- Artificial intelligence is likely to disrupt the global workforceshows the search.
- Mark Cuban believes that the jobs affected will be those that require simple yes or no decisions.
- Cuban told BI that the impact on a company’s workforce will depend on how AI is implemented.
Billionaire Marc Cuban does not believe that artificial intelligence can wreak havoc white collar work.
In an interview published Thursday on “The Weekly Show with John Stewart,” Cuban said he believes rapid technological advances will not impact jobs that require workers to think.

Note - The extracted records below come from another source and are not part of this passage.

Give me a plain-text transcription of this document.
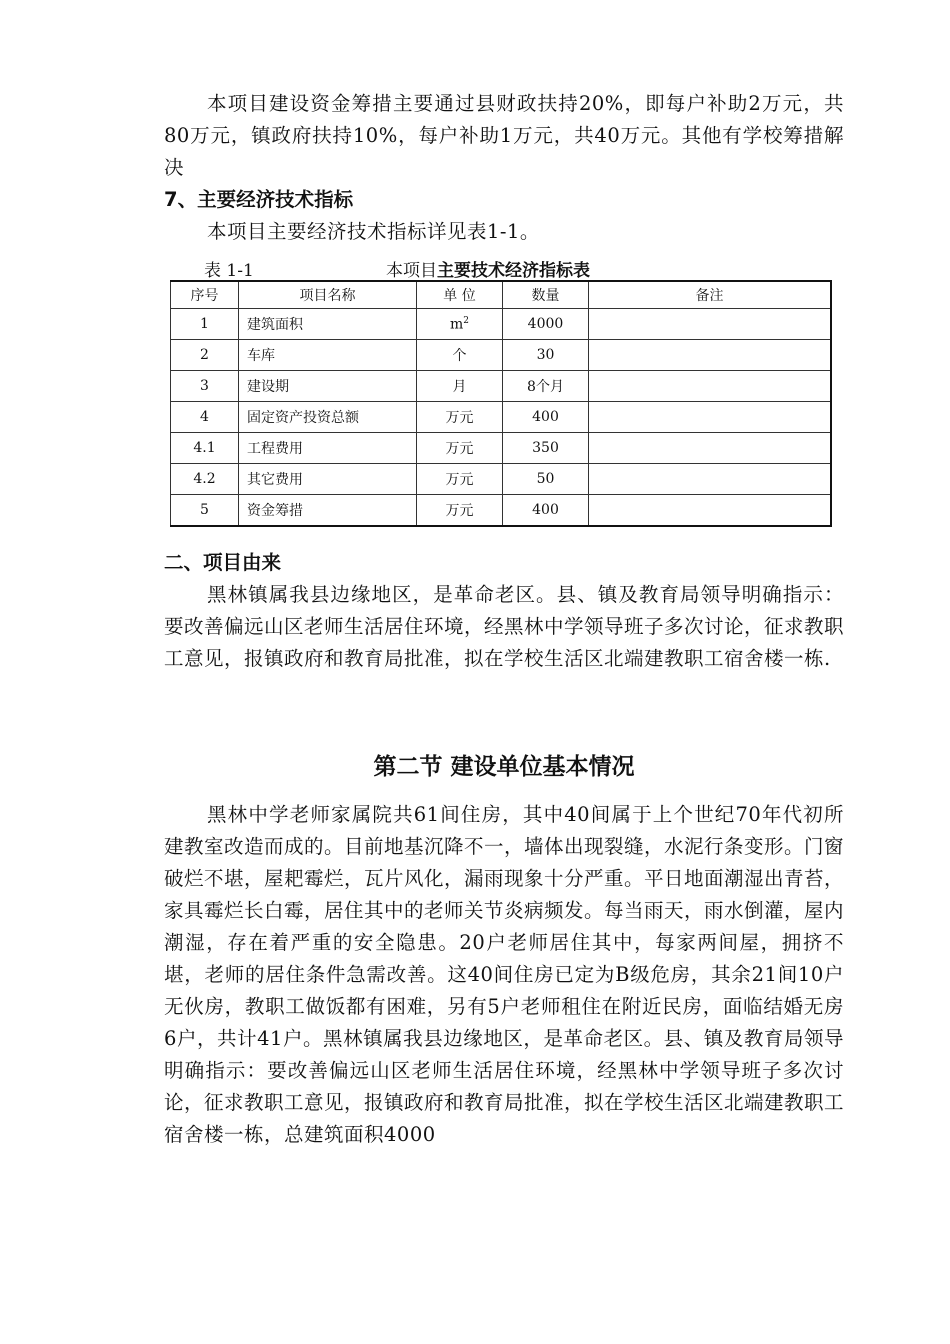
本项目建设资金筹措主要通过县财政扶持20%，即每户补助2万元，共80万元，镇政府扶持10%，每户补助1万元，共40万元。其他有学校筹措解决

7、主要经济技术指标

本项目主要经济技术指标详见表1-1。

表 1-1	本项目主要技术经济指标表
序号	项目名称	单 位	数量	备注
1	建筑面积	$m^2$	4000	
2	车库	个	30	
3	建设期	月	8个月	
4	固定资产投资总额	万元	400	
4.1	工程费用	万元	350	
4.2	其它费用	万元	50	
5	资金筹措	万元	400	
二、项目由来

黑林镇属我县边缘地区，是革命老区。县、镇及教育局领导明确指示：要改善偏远山区老师生活居住环境，经黑林中学领导班子多次讨论，征求教职工意见，报镇政府和教育局批准，拟在学校生活区北端建教职工宿舍楼一栋.

第二节 建设单位基本情况

黑林中学老师家属院共61间住房，其中40间属于上个世纪70年代初所建教室改造而成的。目前地基沉降不一，墙体出现裂缝，水泥行条变形。门窗破烂不堪，屋耙霉烂，瓦片风化，漏雨现象十分严重。平日地面潮湿出青苔，家具霉烂长白霉，居住其中的老师关节炎病频发。每当雨天，雨水倒灌，屋内潮湿，存在着严重的安全隐患。20户老师居住其中，每家两间屋，拥挤不堪，老师的居住条件急需改善。这40间住房已定为B级危房，其余21间10户无伙房，教职工做饭都有困难，另有5户老师租住在附近民房，面临结婚无房6户，共计41户。黑林镇属我县边缘地区，是革命老区。县、镇及教育局领导明确指示：要改善偏远山区老师生活居住环境，经黑林中学领导班子多次讨论，征求教职工意见，报镇政府和教育局批准，拟在学校生活区北端建教职工宿舍楼一栋，总建筑面积4000
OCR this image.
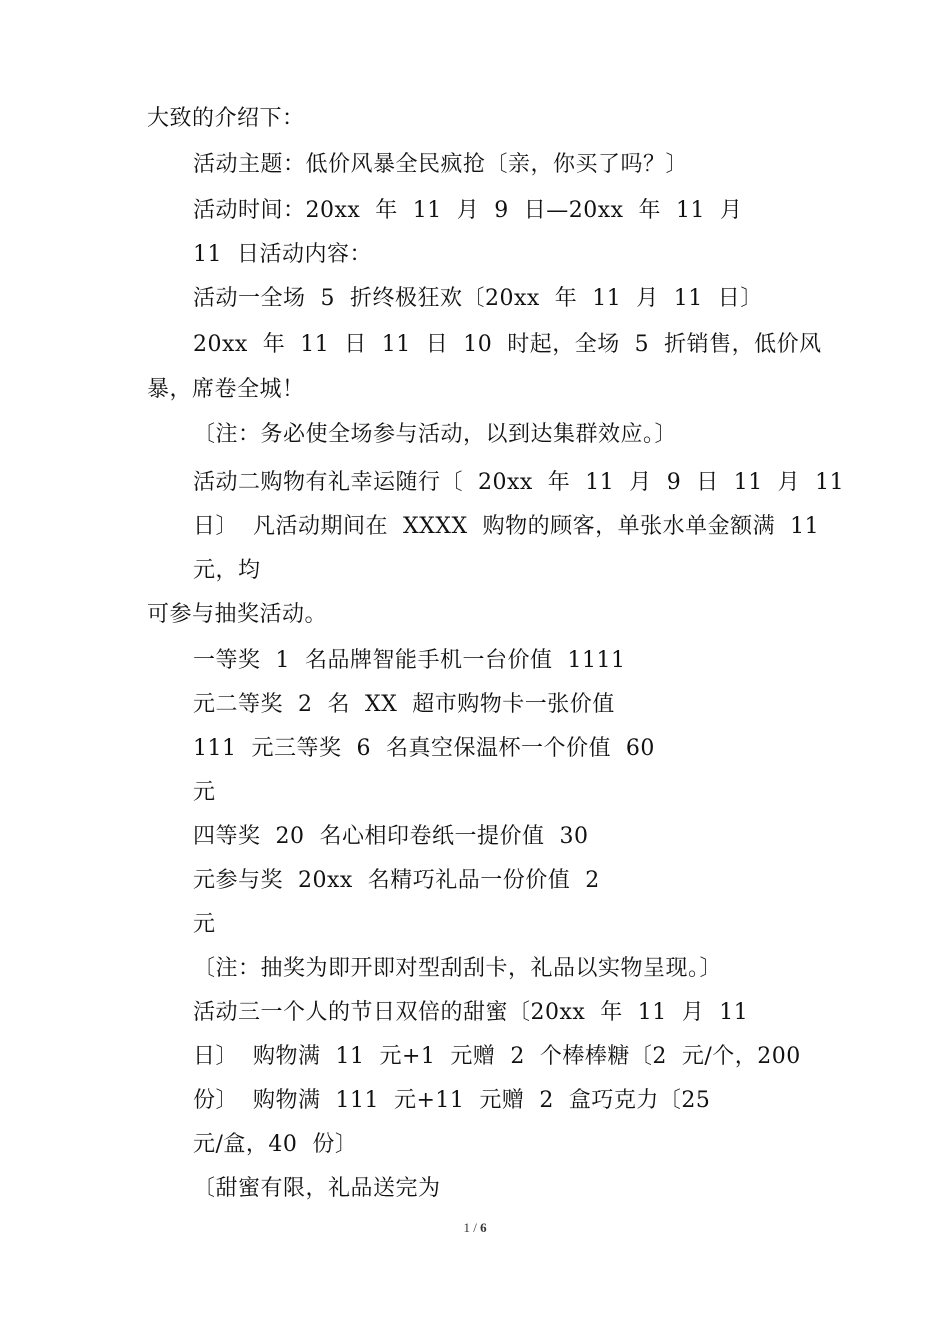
大致的介绍下：
活动主题：低价风暴全民疯抢〔亲，你买了吗？〕
活动时间：20xx  年  11  月  9  日—20xx  年  11  月
11  日活动内容：
活动一全场  5  折终极狂欢〔20xx  年  11  月  11  日〕
20xx  年  11  日  11  日  10  时起，全场  5  折销售，低价风
暴，席卷全城！
〔注：务必使全场参与活动，以到达集群效应。〕
活动二购物有礼幸运随行〔  20xx  年  11  月  9  日  11  月  11
日〕  凡活动期间在  XXXX  购物的顾客，单张水单金额满  11
元，均
可参与抽奖活动。
一等奖  1  名品牌智能手机一台价值  1111
元二等奖  2  名  XX  超市购物卡一张价值
111  元三等奖  6  名真空保温杯一个价值  60
元
四等奖  20  名心相印卷纸一提价值  30
元参与奖  20xx  名精巧礼品一份价值  2
元
〔注：抽奖为即开即对型刮刮卡，礼品以实物呈现。〕
活动三一个人的节日双倍的甜蜜〔20xx  年  11  月  11
日〕  购物满  11  元+1  元赠  2  个棒棒糖〔2  元/个，200
份〕  购物满  111  元+11  元赠  2  盒巧克力〔25
元/盒，40  份〕
〔甜蜜有限，礼品送完为
1 / 6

“So if your job is to answer the question ‘yes or no’ all the time, AI is going to have an impact,” he said. “If your job requires you to think, AI won’t have much impact.”
Cuban, the CEO of Cost-plus drugsan online prescription service, said workers must supervise the AI and ensure that the data the models are trained on and the resulting results are correct.
“It requires intellectual ability. So someone who understands what the goal is, someone who has been doing this for years, needs to be able to give feedback on everything that the models collect and are trained on ” he said. “You don’t just assume the model knows everything. You want someone to check, write down their answers, and make corrections.”
Recent advances in AI have raised existential questions about the future of work.
THE World Economic Forum reported in 2023 that employers expected 44% of workers’ skills to be “disrupted” within five years, requiring a massive effort to reskill workers.
However, a McKinsey study found that AI won’t decimate white-collar jobs such as those of law or finance. Instead, AI can potentially improve these jobs in the long term by automating approximately 30% of total hours worked in the United States.
Cuban told Business Insider in an email that the impact of AI on any company’s workforce will be on a case-by-case basis.
“Every business is different,” he said. “But the most determining factor is the company’s ability to implement AI.”